Personal Perspectives

Personal Perspectives

A Tribute to Earth Day and My Father

Earth Day is celebrated on April 22 each year (ironic that not every day is Earth Day in a way similar to International Women’s Month, which singles out 50+% of the population for 1/12 of the year). 

It is also ironic that my father passed away in the spring, the season we loved most (although he hated the idea of Earth Day–a gimmick). Throughout every day of spring, he taught me to see, hear, smell, and feel the signs of rebirth as early as February: snowdrops, the buds of lilacs, the cinnamon scent of witchhazel even on downtown street corners, then bloodroot, hepatica, skunk cabbage, Jack-in-the-Pulpit, purple and yellow crocus blooming from bulbs we had planted the fall before appearing through still-dormant grass, and our wide patches of King Alfred daffodils. We were friends with all these spring beauties; we knew where to find them; we laughed about their habits and names and celebrated their trustworthiness. In 2015, Sibbaldia, the Scottish journal of horticulture, published my essay about mental health and gardening, inspired by a life of gardening with my father. I can’t believe it’s been ten years since I truly learned the phrase, “A Long Row to Hoe,” when I had the idea for that important essay.
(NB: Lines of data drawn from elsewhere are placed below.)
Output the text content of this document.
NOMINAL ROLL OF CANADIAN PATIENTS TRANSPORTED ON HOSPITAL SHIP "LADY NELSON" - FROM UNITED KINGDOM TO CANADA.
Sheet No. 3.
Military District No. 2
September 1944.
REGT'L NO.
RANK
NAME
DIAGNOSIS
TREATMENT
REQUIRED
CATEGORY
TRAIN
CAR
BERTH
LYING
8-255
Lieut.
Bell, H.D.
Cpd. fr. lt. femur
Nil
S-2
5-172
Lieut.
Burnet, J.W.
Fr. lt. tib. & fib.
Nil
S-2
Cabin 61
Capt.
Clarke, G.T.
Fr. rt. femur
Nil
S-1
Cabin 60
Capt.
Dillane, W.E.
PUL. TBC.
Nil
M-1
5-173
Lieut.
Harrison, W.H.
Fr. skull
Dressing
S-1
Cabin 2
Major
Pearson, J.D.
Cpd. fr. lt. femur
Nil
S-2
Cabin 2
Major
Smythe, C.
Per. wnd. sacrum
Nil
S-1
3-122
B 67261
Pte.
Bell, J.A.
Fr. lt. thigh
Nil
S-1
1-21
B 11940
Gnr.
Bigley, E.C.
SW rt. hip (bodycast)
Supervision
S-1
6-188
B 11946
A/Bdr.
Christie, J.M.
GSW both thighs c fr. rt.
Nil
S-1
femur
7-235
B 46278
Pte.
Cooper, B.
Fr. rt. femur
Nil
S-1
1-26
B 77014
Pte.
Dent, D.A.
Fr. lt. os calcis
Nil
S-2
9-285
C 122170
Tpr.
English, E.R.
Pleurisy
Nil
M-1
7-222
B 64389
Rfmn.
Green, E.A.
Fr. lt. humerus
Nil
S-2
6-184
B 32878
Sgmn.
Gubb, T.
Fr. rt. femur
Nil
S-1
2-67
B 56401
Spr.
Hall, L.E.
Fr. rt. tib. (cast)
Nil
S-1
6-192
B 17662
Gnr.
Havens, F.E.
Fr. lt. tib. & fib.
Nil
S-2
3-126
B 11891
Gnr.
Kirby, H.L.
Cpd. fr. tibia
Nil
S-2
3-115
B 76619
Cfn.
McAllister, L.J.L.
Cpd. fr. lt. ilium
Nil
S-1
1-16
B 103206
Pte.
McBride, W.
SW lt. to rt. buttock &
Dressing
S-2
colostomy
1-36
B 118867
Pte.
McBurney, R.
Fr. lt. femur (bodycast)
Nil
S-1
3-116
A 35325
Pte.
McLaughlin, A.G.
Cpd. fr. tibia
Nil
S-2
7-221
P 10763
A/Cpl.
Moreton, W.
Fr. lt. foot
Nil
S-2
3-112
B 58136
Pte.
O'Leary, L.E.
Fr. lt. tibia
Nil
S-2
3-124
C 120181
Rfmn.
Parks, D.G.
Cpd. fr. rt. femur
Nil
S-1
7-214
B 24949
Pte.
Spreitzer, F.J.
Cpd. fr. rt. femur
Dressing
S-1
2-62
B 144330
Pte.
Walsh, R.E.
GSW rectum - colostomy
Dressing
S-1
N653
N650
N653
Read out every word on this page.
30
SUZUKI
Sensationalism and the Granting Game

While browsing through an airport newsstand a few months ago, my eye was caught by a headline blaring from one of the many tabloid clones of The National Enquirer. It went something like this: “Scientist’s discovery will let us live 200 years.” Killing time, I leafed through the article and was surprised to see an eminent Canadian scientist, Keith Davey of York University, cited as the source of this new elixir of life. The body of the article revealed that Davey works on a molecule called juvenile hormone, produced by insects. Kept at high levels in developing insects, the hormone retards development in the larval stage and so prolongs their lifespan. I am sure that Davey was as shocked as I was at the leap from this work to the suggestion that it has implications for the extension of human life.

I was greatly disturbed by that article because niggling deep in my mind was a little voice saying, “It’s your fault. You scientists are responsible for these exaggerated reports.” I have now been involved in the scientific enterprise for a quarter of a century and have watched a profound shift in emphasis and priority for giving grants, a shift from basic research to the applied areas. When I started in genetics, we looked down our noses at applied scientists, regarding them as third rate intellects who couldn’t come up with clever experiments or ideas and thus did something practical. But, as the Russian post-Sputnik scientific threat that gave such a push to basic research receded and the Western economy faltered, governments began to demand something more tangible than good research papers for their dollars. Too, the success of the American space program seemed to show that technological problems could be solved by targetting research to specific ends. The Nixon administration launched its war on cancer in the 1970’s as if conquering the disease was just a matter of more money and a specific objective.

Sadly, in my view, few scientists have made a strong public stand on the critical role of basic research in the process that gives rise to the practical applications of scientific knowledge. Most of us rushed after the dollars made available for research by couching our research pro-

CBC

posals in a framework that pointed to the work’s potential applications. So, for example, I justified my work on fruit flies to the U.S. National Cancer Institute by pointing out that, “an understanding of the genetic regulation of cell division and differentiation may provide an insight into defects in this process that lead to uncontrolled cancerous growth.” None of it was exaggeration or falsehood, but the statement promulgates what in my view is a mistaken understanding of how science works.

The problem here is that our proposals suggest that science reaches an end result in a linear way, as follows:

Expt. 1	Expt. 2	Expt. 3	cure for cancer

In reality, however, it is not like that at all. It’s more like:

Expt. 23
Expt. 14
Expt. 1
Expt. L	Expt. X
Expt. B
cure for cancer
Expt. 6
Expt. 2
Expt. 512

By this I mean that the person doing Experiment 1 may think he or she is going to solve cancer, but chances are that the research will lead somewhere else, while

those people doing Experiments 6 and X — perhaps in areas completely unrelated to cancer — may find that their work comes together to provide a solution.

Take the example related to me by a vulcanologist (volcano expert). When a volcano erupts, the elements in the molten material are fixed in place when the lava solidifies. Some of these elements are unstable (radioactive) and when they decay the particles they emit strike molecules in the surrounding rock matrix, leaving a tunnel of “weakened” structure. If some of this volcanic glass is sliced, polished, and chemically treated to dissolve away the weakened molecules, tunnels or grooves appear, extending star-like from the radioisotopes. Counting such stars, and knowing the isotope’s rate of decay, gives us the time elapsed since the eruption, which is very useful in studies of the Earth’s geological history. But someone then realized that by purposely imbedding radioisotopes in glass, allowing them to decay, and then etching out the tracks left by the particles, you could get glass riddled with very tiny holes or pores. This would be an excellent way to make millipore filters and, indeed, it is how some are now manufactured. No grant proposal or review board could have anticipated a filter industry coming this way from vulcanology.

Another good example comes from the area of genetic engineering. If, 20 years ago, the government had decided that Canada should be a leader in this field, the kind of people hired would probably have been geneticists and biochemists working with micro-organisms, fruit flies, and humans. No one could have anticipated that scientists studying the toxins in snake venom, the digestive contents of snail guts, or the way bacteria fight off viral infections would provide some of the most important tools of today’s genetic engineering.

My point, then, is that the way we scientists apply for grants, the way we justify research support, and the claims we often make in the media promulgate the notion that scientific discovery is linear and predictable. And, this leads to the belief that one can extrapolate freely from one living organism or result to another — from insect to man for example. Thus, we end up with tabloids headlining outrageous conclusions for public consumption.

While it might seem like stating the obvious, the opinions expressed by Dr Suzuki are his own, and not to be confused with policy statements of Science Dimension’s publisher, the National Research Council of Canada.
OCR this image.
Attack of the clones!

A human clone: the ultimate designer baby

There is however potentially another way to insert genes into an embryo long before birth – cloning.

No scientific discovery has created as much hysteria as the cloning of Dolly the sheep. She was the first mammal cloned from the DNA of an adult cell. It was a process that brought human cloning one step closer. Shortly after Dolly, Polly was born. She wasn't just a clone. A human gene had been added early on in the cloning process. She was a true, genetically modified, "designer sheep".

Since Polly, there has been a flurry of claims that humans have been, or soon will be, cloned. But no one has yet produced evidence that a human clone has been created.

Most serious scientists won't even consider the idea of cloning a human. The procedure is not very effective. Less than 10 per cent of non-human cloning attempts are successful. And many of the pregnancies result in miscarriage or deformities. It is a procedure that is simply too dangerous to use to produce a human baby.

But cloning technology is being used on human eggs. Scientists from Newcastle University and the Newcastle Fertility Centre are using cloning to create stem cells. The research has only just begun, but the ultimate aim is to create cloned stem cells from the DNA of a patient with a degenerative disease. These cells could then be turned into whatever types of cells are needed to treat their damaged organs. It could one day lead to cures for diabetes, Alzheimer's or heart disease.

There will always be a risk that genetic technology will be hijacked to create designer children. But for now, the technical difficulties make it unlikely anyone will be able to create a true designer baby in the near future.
When he died on April 21, 2021, I was lying on my back in the grass of Cricket Hill in Chicago, looking up at the sky, at the midway point of a 10-mile run. I had seen him the day before, and after years of sickness, his passing not only did not come as a surprise, but also was a blessing. I felt him go. In a few hours, I was due to teach my first post-Covid semi-in-person class at Northwestern. It was among the first hybrid classes to be taught after lockdown and was a big deal. Twenty-five students were coming in person, masked, formally distanced by desks set in widely spaced, perfectly measured rows (planted like a cornfield?) in the largest auditorium in the building. The other twenty-five students were coming in over Zoom–including Adam Wolford, now my PlanPerfect cofounder (who would have ever guessed!), again in neat rows. Skilled audio-visual engineers would be helping me DJ multiple screens and microphones.

Despite my father’s passing that morning, I went to teach. It was what he would have wanted–expected–from me. It’s what I owed the MBA students who had lost more than a precious year of business school and young careers to the pandemic.

Looking back now, exactly four years later, I can’t believe that we survived those days and that I survived the pain of my father’s death–all that led up to it, and all that I lost following it, including my childhood garden and woods. I will always love and always call those acres home, more than any other place on earth. I can smell the black Illinois earth softening amidst the tang of the wet brown oak and yellow walnut leaves, although I’m so far away.

Happy Day, fellow inhabitants of our beautiful Earth. Let us cherish every moment of every day, admire each others’ as well as our own strength when suffering pain and yet moving forward, even in the most subtle of ways and even when faced with seemingly insurmountable hardship. Spring encourages us to believe we can.